Magnus Sheffield n'a que 22 ans, mais on a parfois l'impression qu'il est déjà un vieux briscard. Après tout, il court chez les professionnels depuis 2021 et entame déjà sa cinquième saison dans le collectif Ineos Grenadiers.
Ce sentiment est exacerbé par le fait que l'Américain a remporté la Flèche brabançonne à seulement 19 ans. Nous étions en 2022, année durant laquelle il gagna également des étapes sur la Ruta del Sol et le Tour du Danemark. Or Sheffield n'avait plus levé les bras depuis, du moins jusqu'à dimanche et ce succès de prestige en solitaire sur la célèbre Promenade des Anglais, à l'occasion de la dernière journée de Paris-Nice.

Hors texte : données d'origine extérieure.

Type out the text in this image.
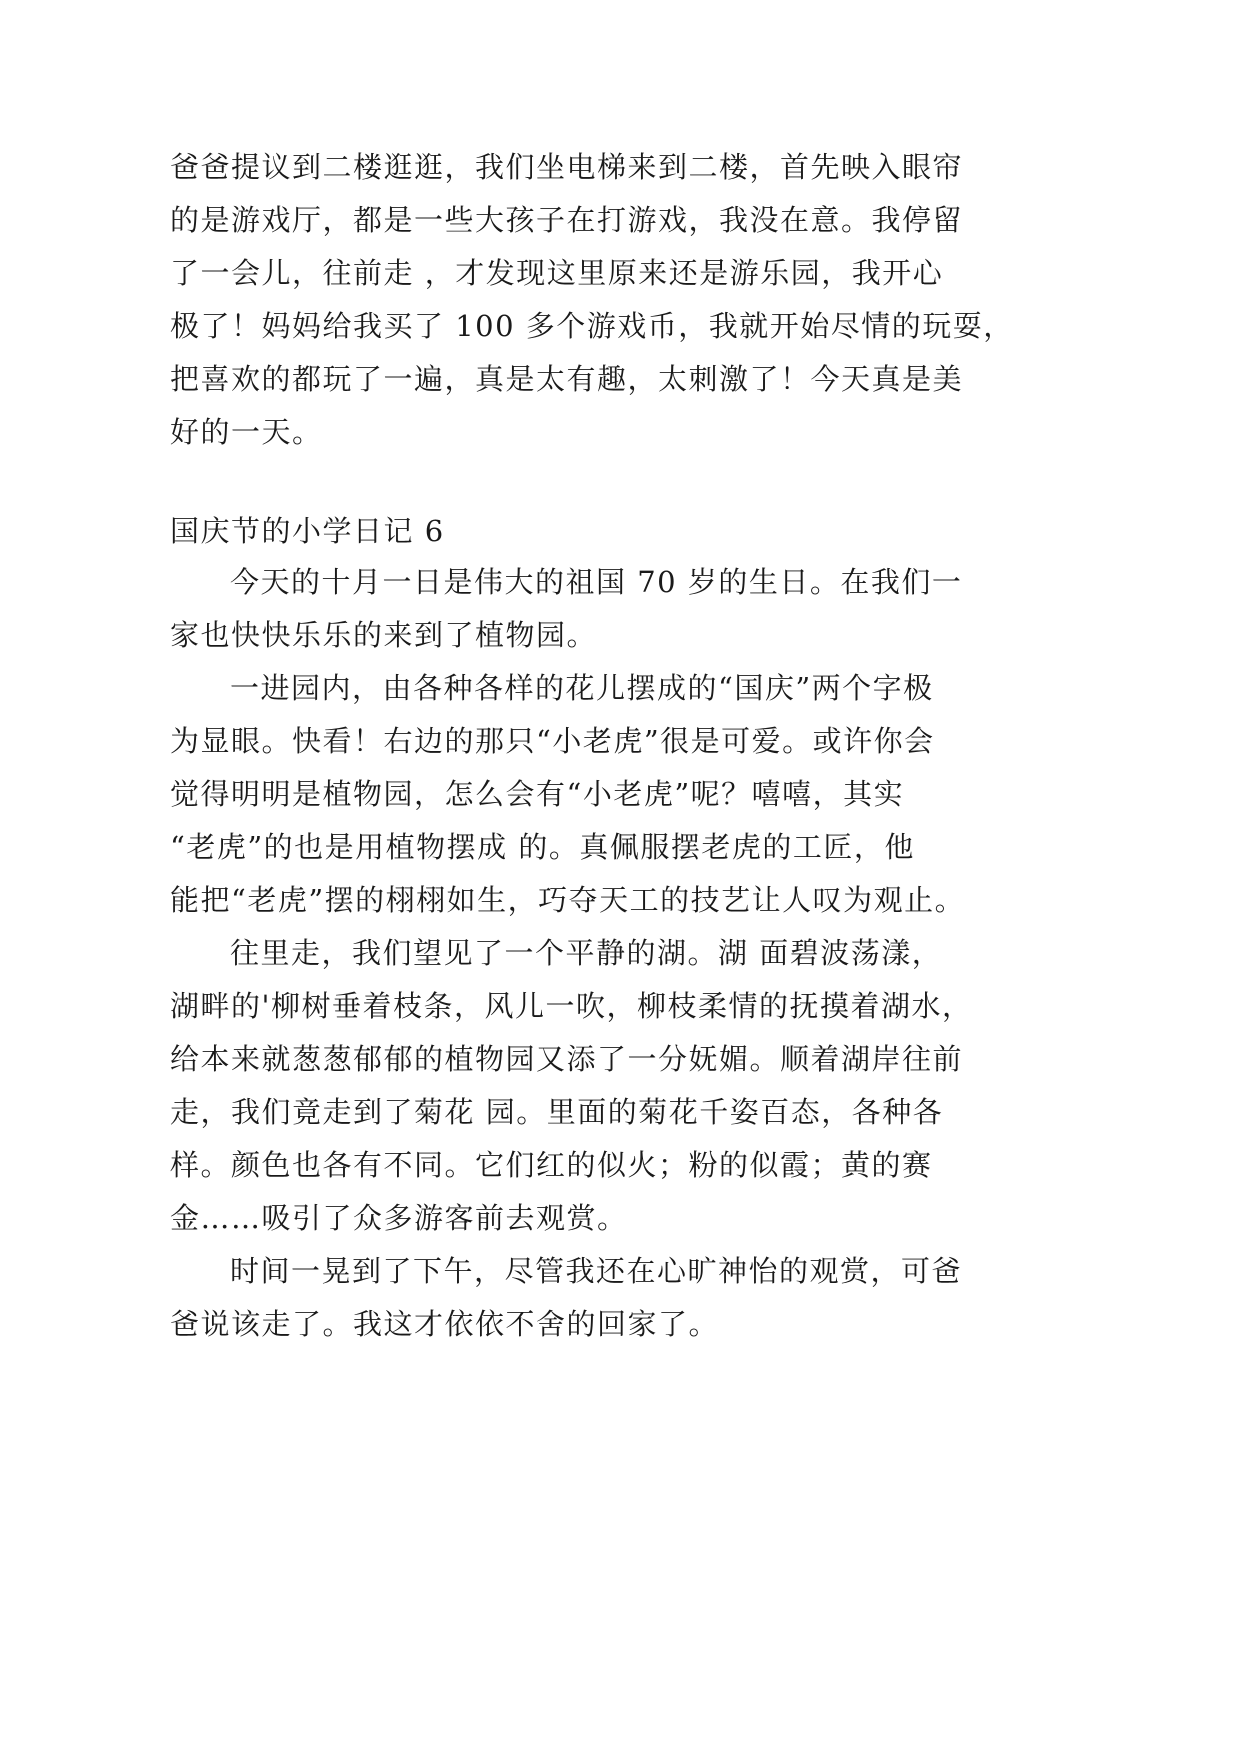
爸爸提议到二楼逛逛，我们坐电梯来到二楼，首先映入眼帘

的是游戏厅，都是一些大孩子在打游戏，我没在意。我停留

了一会儿，往前走 ，才发现这里原来还是游乐园，我开心

极了！妈妈给我买了 100 多个游戏币，我就开始尽情的玩耍，

把喜欢的都玩了一遍，真是太有趣，太刺激了！今天真是美

好的一天。

国庆节的小学日记 6

今天的十月一日是伟大的祖国 70 岁的生日。在我们一

家也快快乐乐的来到了植物园。

一进园内，由各种各样的花儿摆成的“国庆”两个字极

为显眼。快看！右边的那只“小老虎”很是可爱。或许你会

觉得明明是植物园，怎么会有“小老虎”呢？嘻嘻，其实

“老虎”的也是用植物摆成 的。真佩服摆老虎的工匠，他

能把“老虎”摆的栩栩如生，巧夺天工的技艺让人叹为观止。

往里走，我们望见了一个平静的湖。湖 面碧波荡漾，

湖畔的'柳树垂着枝条，风儿一吹，柳枝柔情的抚摸着湖水，

给本来就葱葱郁郁的植物园又添了一分妩媚。顺着湖岸往前

走，我们竟走到了菊花 园。里面的菊花千姿百态，各种各

样。颜色也各有不同。它们红的似火；粉的似霞；黄的赛

金……吸引了众多游客前去观赏。

时间一晃到了下午，尽管我还在心旷神怡的观赏，可爸

爸说该走了。我这才依依不舍的回家了。
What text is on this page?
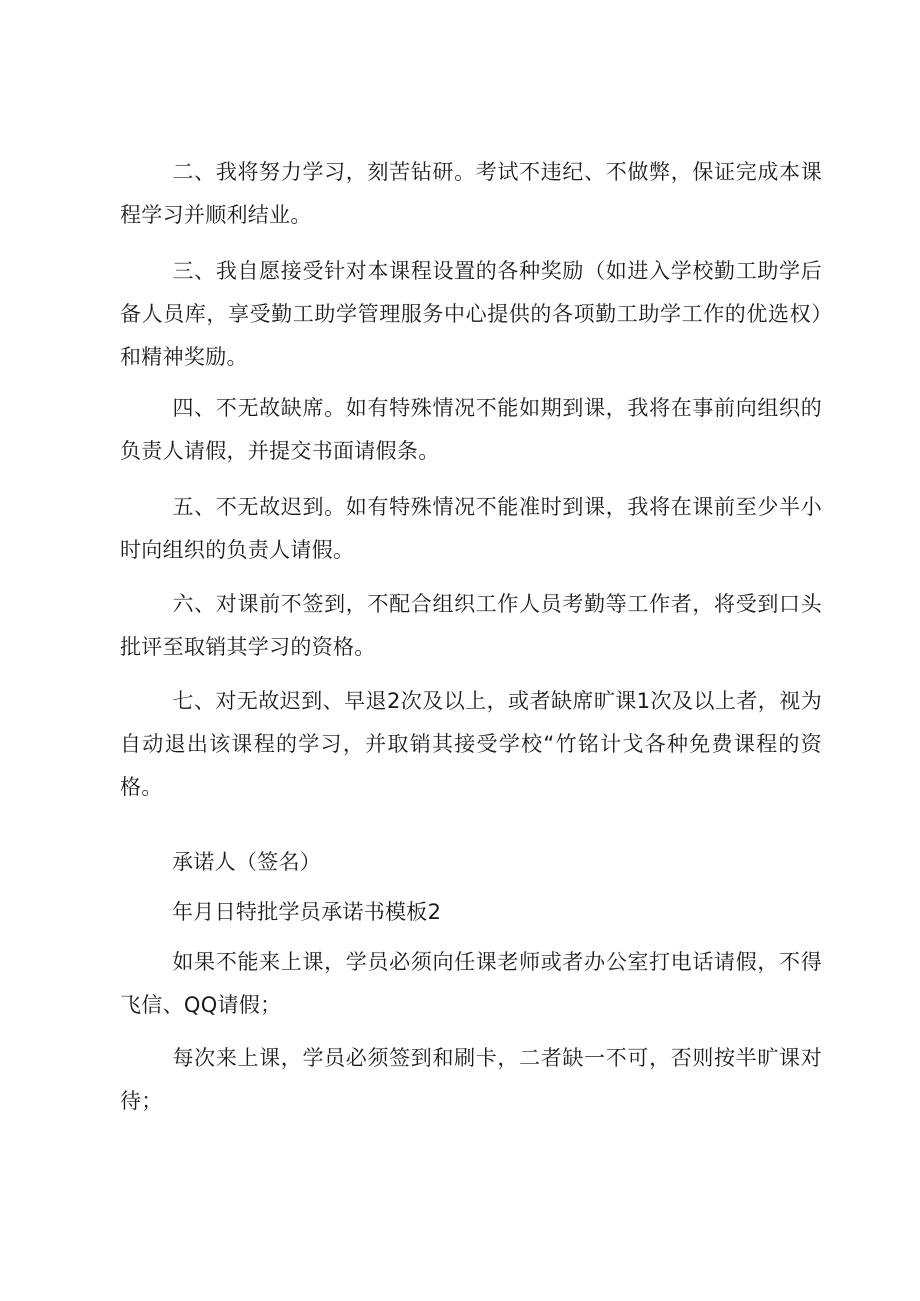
二、我将努力学习，刻苦钻研。考试不违纪、不做弊，保证完成本课程学习并顺利结业。

三、我自愿接受针对本课程设置的各种奖励（如进入学校勤工助学后备人员库，享受勤工助学管理服务中心提供的各项勤工助学工作的优选权）和精神奖励。

四、不无故缺席。如有特殊情况不能如期到课，我将在事前向组织的负责人请假，并提交书面请假条。

五、不无故迟到。如有特殊情况不能准时到课，我将在课前至少半小时向组织的负责人请假。

六、对课前不签到，不配合组织工作人员考勤等工作者，将受到口头批评至取销其学习的资格。

七、对无故迟到、早退2次及以上，或者缺席旷课1次及以上者，视为自动退出该课程的学习，并取销其接受学校“竹铭计戈各种免费课程的资格。

承诺人（签名）

年月日特批学员承诺书模板2

如果不能来上课，学员必须向任课老师或者办公室打电话请假，不得飞信、QQ请假；

每次来上课，学员必须签到和刷卡，二者缺一不可，否则按半旷课对待；
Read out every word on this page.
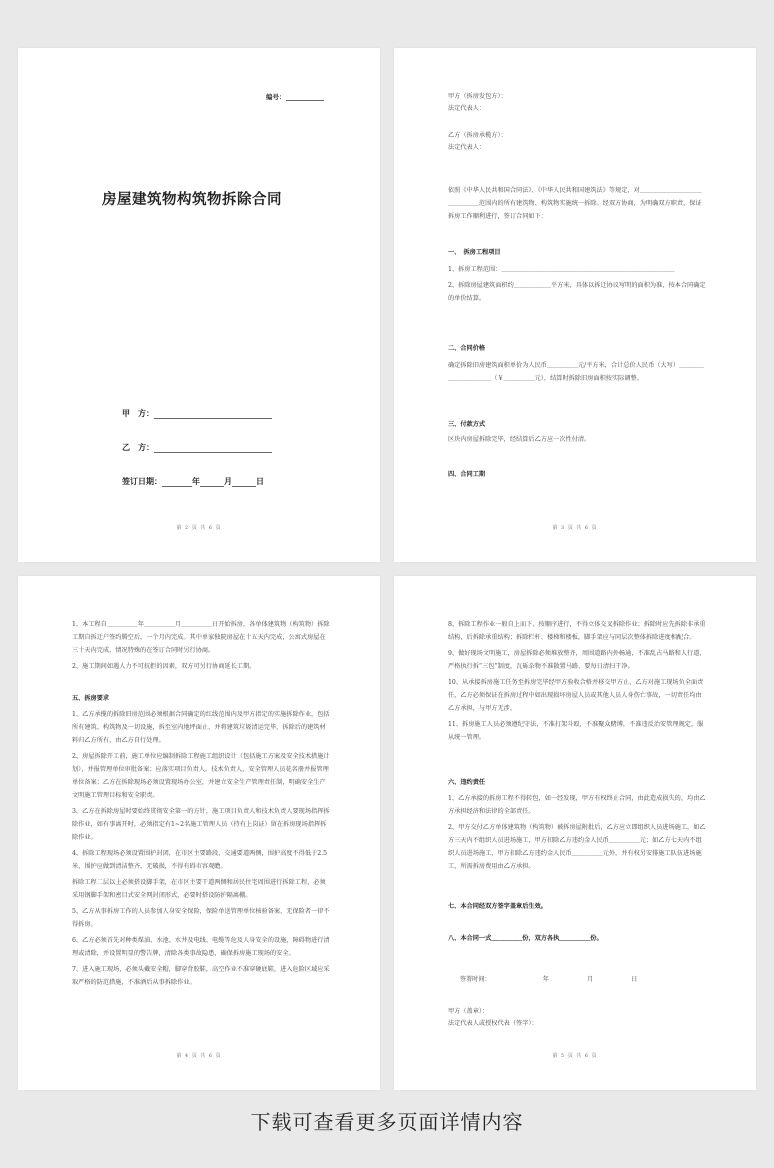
编号：
房屋建筑物构筑物拆除合同
甲　方：
乙　方：
签订日期：	年	月	日
第 2 页 共 6 页

甲方（拆房发包方）：

法定代表人：

乙方（拆房承揽方）：

法定代表人：

依照《中华人民共和国合同法》、《中华人民共和国建筑法》等规定，对＿＿＿＿＿＿＿＿＿＿＿＿＿＿＿范围内的所有建筑物、构筑物实施统一拆除。经双方协商，为明确双方职责，保证拆房工作顺利进行，签订合同如下：

一、　拆房工程项目

1、拆房工程范围：＿＿＿＿＿＿＿＿＿＿＿＿＿＿＿＿＿＿＿＿＿＿＿＿＿＿＿＿

2、拆除房屋建筑面积约＿＿＿＿＿＿平方米，具体以拆迁协议写明的面积为准，按本合同确定的单价结算。

二、合同价格

确定拆除旧房建筑面积单价为人民币＿＿＿＿＿元/平方米，合计总价人民币（大写）＿＿＿＿＿＿＿＿＿＿＿（￥＿＿＿＿＿元），结算时拆除旧房面积按实际调整。

三、付款方式

区块内房屋拆除完毕，经结算后乙方应一次性付清。

四、合同工期

第 3 页 共 6 页

1、本工程自＿＿＿＿＿年＿＿＿＿＿月＿＿＿＿＿日开始拆房，各单体建筑物（构筑物）拆除工期自拆迁户签约腾空后，一个月内完成。其中单家独院房屋在十五天内完成，公寓式房屋在三十天内完成，情况特殊的在签订合同时另行协商。

2、施工期间如遇人力不可抗拒的因素，双方可另行协商延长工期。

五、拆房要求

1、乙方承揽的拆除旧房范围必须根据合同确定的红线范围内及甲方指定的实施拆除作业，包括所有建筑、构筑物及一切设施，拆至室内地坪面止，并将建筑垃圾清运完毕，拆除后的建筑材料归乙方所有，由乙方自行处理。

2、房屋拆除开工前，施工单位应编制拆除工程施工组织设计（包括施工方案及安全技术措施计划），并报管理单位审批备案；应落实项目负责人，技术负责人，安全管理人员花名册并报管理单位备案；乙方在拆除现场必须设置现场办公室，并建立安全生产管理责任制，明确安全生产文明施工管理目标和安全职责。

3、乙方在拆除房屋时要始终贯彻安全第一的方针，施工项目负责人和技术负责人要现场指挥拆除作业，如有事离开时，必须指定有1~2名施工管理人员（持有上岗证）留在拆房现场指挥拆除作业。

4、拆除工程现场必须设置围护封闭，在市区主要路段、交通要道两侧，围护高度不得低于2.5米，围护应做到清洁整齐、无破损，不得有碍市容观瞻。

拆除工程二层以上必须搭设脚手架，在市区主要干道两侧和居民住宅周围进行拆除工程，必须采用钢脚手架和密目式安全网封闭形式，必要时搭设防护隔离棚。

5、乙方从事拆房工作的人员参加人身安全保险，保险单送管理单位核验备案，无保险者一律不得拆房。

6、乙方必须首先对种类煤油、水池、水井及电线、电缆等危及人身安全的设施，障碍物进行清理或清除，并设置明显的警告牌，清除各类事故隐患，确保拆房施工现场的安全。

7、进入施工现场，必须头戴安全帽，脚穿背胶鞋，高空作业不准穿硬底鞋，进入危险区域应采取严格的防范措施，不准酒后从事拆除作业。

第 4 页 共 6 页

8、拆除工程作业一般自上而下、按顺序进行，不得立体交叉拆除作业；拆除时应先拆除非承重结构，后拆除承重结构；拆除栏杆、楼梯和楼板，脚手架应与同层次整体拆除进度相配合。

9、做好现场文明施工，房屋拆除必须堆放整齐，周围道路内外畅通，不准乱占马路和人行道，严格执行拆“三包”制度，瓦砾杂物不准散置马路，要每日清扫干净。

10、从承接拆房施工任务至拆房完毕经甲方验收合格并移交甲方止，乙方对施工现场负全面责任，乙方必须保证在拆房过程中如出现损坏房屋人员或其他人员人身伤亡事故，一切责任均由乙方承担，与甲方无涉。

11、拆房施工人员必须遵纪守法，不准打架斗殴，不准聚众赌博，不准违反治安管理规定，服从统一管理。

六、违约责任

1、乙方承接的拆房工程不得转包，如一经发现，甲方有权终止合同，由此造成损失的，均由乙方承担经济和法律的全部责任。

2、甲方交付乙方单体建筑物（构筑物）被拆房屋附批后，乙方应立即组织人员进场施工，如乙方三天内不组织人员进场施工，甲方扣除乙方违约金人民币＿＿＿＿＿元；如乙方七天内不组织人员进场施工，甲方扣除乙方违约金人民币＿＿＿＿＿元外，并有权另安排施工队伍进场施工，所需拆房费用由乙方承担。

七、本合同经双方签字盖章后生效。

八、本合同一式＿＿＿＿＿份，双方各执＿＿＿＿＿份。

签署时间：	年	月	日

甲方（盖章）：

法定代表人或授权代表（签字）：

第 5 页 共 6 页
下载可查看更多页面详情内容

Ce qu'il s'est passé entre temps, et qui a particulièrement marqué le coureur de la formation Ineos Grenadiers? Le décès de Gino Mäder en juin 2023. Il faut dire que Magnus Sheffield a chuté en compagnie du Suisse dans la descente du col de l'Albula. Hospitalisé, il s'en est sorti avec des contusions et une grave commotion cérébrale, mais a dû surtout vivre avec le fait qu'il aurait pu être à la place de Mäder. Sheffield a simplement eu la chance que le Suisse n'a pas eu.
Ce n'est que huit mois après l'accident que le rouleur-grimpeur est sorti du silence, confessant à son équipe avoir songé à tout arrêter, avant qu'un retour aux sources et une pause de trois mois ne lui redonne goût à la course. «Pendant mon séjour à la maison, j’ai parcouru de nombreuses photos ainsi que des souvenirs de mes débuts à vélo, ce qui m’a aidé à réfléchir à ce que je veux accomplir dans ma carrière», racontait-il alors, tout en décrivant ce qu'il avait vécu dans le ravin où gisait le regretté Gino Mäder.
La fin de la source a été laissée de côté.